老照片:1910年外国人镜头下的甘肃,此时距离清朝灭亡还有2年。
你可能觉得老照片离我们很远吧,不过翻开这些底片一看,尘土味儿都要扑出来了,城门、鼓楼、客栈、赶路的人,全在里面喘着气呢,我不敢说全认得,可越看越像在老街上走一遭,边看边聊几件图里的老物件和老风景,能认出一半就算你有两把刷子了。
图中这一条土墙巷子,就叫老坯房街了,墙是夯土打的,外皮被风刮得起毛,屋檐压着窄窄的柴草,冬天顶风能听见簌簌响,街上人穿的棉袄和棉跨裤最显眼,面料发亮是因为油污和岁月一起打了蜡,腰里一根麻绳系紧,口袋鼓鼓囊囊,手伸进去才暖和,脚下是不平的土路,马蹄一碾就起灰,谁咳嗽都不稀奇。
奶奶说以前出门就这身,里头再加一层棉花就算过冬,哪像现在羽绒服轻飘飘的,风一挡就暖和了。
这个三层飞檐的城门楼,牌匾挂得四四方方,匾书大字气派得很,城砖到窗洞的比例看着就稳当,门洞里是驿路,城楼下常有巡更的人,手里的梆子咚咚响,白天推车进货,晚上关门静得出奇,以前城里城外就靠这道门分界,现在高铁一响,城和城之间也就一杯茶的工夫到头了。

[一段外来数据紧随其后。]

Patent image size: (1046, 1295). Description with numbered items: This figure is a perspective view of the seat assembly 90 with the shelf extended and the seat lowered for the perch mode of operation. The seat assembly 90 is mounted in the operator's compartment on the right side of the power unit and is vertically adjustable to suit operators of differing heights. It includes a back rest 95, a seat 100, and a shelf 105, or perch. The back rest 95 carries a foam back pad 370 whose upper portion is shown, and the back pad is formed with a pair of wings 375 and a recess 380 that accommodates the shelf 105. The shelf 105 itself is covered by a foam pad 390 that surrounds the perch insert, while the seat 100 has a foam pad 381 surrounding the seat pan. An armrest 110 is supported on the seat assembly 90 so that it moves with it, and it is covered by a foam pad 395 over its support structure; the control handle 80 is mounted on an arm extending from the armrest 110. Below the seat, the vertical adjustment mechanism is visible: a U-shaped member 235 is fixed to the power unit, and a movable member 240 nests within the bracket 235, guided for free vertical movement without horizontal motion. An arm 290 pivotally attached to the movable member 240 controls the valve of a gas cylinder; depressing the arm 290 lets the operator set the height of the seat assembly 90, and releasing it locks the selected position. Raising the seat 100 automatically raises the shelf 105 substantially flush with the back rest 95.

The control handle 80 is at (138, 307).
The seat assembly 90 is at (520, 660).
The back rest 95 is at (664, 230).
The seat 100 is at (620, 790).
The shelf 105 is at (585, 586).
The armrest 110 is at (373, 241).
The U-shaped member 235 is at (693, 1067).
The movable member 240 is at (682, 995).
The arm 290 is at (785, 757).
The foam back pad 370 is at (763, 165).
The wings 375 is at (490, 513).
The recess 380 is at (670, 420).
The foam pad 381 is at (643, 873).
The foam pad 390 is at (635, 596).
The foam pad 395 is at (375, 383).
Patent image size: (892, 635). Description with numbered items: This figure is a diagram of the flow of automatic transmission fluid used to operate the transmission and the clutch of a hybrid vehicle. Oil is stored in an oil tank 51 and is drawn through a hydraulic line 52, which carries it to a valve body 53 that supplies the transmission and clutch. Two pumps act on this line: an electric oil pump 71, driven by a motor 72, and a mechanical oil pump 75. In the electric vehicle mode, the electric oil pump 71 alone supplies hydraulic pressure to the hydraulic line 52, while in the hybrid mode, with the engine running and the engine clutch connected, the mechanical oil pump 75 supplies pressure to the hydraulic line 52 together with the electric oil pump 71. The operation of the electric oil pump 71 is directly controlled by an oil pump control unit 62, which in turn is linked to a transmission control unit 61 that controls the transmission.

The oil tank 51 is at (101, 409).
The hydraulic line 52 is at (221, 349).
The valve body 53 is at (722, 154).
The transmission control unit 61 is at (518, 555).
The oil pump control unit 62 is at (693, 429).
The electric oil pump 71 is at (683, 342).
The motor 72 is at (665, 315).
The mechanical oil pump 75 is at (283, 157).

这处四合院样子的地方就是路边的客栈院子,土墙围起来,中间一大块空地,图里的两辆大车是木轮马车,辐条粗得像胳膊,车辕上缠着麻绳和皮条,行李用草垫盖着,夜里卸下来堆在屋檐下,伙计把火一升,铁壶咕嘟咕嘟,马往槽里凑鼻子,嚼得慢条斯理,小时候我在乡下也见过这种车,推一下轮子,木头轻轻吱呀,那声音比钟表还准。

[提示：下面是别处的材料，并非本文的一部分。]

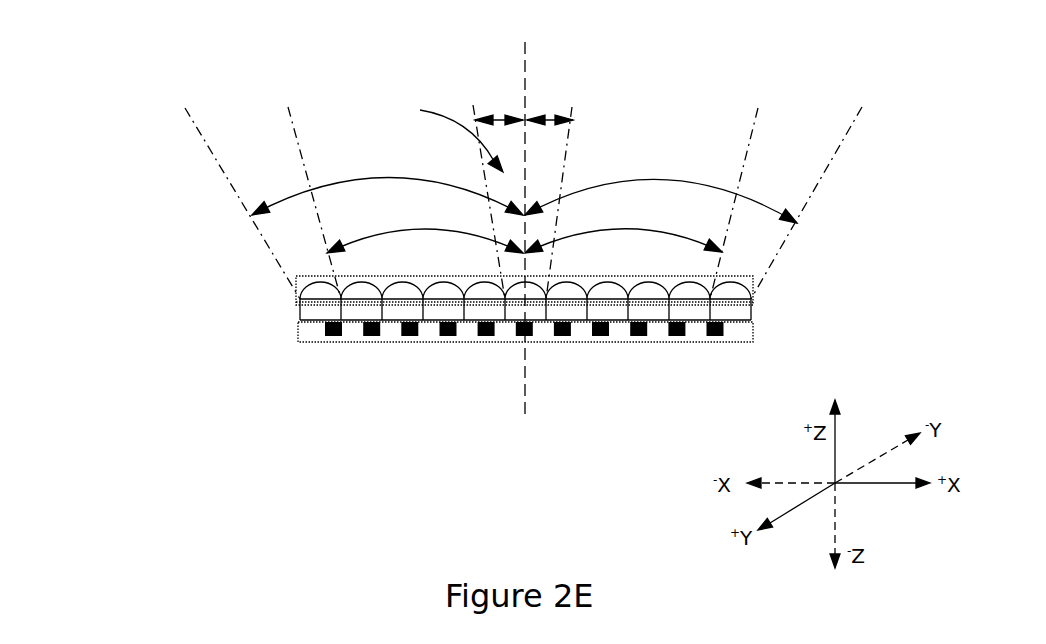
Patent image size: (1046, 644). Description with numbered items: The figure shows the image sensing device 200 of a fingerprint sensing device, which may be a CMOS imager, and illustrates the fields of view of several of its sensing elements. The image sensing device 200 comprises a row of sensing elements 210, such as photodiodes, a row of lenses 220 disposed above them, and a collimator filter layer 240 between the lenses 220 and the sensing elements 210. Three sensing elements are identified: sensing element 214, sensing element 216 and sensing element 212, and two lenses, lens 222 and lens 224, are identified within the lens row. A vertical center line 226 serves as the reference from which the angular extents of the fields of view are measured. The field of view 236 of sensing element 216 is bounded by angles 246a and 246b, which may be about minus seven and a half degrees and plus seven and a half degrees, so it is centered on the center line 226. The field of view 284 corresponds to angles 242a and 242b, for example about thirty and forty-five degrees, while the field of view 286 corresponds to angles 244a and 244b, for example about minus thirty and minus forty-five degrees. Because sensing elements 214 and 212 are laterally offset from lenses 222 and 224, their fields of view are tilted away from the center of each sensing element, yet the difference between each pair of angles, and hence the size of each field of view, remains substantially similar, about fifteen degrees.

这个衣服上的大圆补丁叫醒目补,主要是赶路人和脚夫穿,黑布坎肩上缝一块浅色圆片,远远就能辨认伙伴,布多是土机织的粗棉,袖子宽肥,口袋偏低,腰里别一把短鞭,走在风口地儿,脸被晒得黑亮黑亮的,嘴角抿着砂子味,路边的草丛一簇一簇,影子像水波一样抖。
这个看着精气神不错的掌柜穿的叫皮袍棉褂,面是细布,里子可能是羊皮或棉胎,袖口宽大,边上滚了黑绒,胸前那两个圆头的系扣叫团寿扣,扎手又牢,腰间鼓起的是贴身的护肚,早晚温差大时最管用,姥爷当年说,出远门穿皮袍是体面活计,遇见客人抻抻袖口,先行个礼,话就好说三分。
这一排檐牙高啄的建筑是寺院大殿,窗墙之间留出走廊,树影落在台阶上,像水墨画,殿前地上摆着散木,可能在修屋脊,寺里钟声一响,城里人便有了时间的刻度,以前逢初一十五,香客从门口排到牌楼外,现在导航一搜,几分钟就能找到另一座新修的殿,可这老影子的静气,不是新瓦能补出来的。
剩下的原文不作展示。